On the whole, from Tables 58 we can conclude that for series with non-linear trends neural networking models better fit. Series yt = 1 + t + c sin t + ξt with c = 1 and c = 10 are exceptions (Table 5). In this occurrence, non-linear component csint, which varies from –c to c, has less impact on behavior of the series, than random values ξt, which are in interval (‒3σ, 3σ), i.e. from –3 to 3, from –30 to 30 and from –150 to 150 for the suggested examples. That’s why the results of the perceptron and the LSTM network are similar to the results with series with linear trend, and neural network works worse than linear regression model (5).

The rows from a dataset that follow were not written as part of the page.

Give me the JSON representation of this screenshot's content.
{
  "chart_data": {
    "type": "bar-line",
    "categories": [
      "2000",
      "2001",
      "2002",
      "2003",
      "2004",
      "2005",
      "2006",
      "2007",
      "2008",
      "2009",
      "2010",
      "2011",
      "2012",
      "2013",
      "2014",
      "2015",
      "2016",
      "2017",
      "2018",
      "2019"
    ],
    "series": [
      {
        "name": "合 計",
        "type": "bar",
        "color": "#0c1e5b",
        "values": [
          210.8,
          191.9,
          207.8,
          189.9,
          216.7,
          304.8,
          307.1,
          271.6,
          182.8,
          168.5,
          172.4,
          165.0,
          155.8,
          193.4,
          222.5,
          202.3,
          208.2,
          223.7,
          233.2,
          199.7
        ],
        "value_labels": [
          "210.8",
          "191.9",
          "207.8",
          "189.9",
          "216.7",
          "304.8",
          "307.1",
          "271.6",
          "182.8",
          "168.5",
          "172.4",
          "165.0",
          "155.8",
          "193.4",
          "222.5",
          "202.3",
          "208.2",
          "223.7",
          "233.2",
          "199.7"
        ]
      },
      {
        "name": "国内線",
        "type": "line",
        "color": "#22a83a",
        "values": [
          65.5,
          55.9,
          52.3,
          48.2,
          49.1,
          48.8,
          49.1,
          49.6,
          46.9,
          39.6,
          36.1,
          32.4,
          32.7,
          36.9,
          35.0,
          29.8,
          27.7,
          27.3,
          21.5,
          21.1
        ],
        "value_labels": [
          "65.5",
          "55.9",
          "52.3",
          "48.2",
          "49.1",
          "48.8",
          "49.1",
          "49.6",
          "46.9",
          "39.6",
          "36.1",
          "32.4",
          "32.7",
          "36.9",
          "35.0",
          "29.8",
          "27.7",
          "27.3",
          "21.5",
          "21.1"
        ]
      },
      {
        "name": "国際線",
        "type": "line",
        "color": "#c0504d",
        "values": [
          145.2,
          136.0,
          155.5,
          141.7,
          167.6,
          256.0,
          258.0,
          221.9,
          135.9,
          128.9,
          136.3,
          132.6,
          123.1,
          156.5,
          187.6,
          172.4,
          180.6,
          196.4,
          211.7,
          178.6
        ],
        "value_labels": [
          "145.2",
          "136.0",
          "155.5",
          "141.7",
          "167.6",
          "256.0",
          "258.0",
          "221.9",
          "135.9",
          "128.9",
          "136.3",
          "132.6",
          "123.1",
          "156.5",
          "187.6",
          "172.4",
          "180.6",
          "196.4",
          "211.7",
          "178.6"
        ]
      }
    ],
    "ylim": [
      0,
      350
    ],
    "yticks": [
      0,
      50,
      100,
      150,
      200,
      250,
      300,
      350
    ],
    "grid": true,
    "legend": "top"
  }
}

Besides, for series yt = a sin t + bt2 + ξt with a = 50, b = 0.02 and yt = a + b sin t + ξt (Tables 7 and 8) the results of the perceptron are bit worse than ones of autoregression model (6). This is due to the fact that for these series a strongly marked periodicity is inherent, by virtue of which an apparent dependence of value of time series on its past values is taking place, and this dependence can be evaluated with autoregression model. At the same time, results of the LSTM network for series yt = a sin t + bt2 + ξt are better than ones of the perceptron and autoregression.

With increasing of variance of random values ξt the accuracy of neural networks decreases, and an influence of variance on the stability is not visible. Parameters, setting trend of time series, principally impact on the accuracy of the models, but the stability not always depends on them. For example, in series yt = 1 + t + ct2 + ξt with increasing of parameter c standard deviation of MAEs also significantly increases (Table 6), but in other cases there is no such an obvious dependence.

CONCLUSIONS

From the research results we can conclude than perceptrons and LSTM networks with single hidden layer can be used in time series forecasting. Selection of values of hyperparameters is important, because it impacts on accuracy and stability of the neural networks. The impact of selection of optimization algorithm during neural networks training was also shown.

Comparative analysis of neural networking models with each other, as well as with linear regression and autoregression, has been performed. Its result is that linear regression better approximates series with linear trends, autoregression and the LSTM network – series with periodicity and the perceptron better works with non-periodical series with non-linear trends. The perceptron training time only depends on length of forecasted time series, and training time for the recurrent neural network depends also on amount of neurons on hidden layer of the network. At the same time, with proper choosing of this amount the LSTM network gives more accurate and stable results than the perceptron, as a rule. Thus, with the considered neural networks it’s possible to build a forecast for arbitrary time series with deterministic trend for a limited time.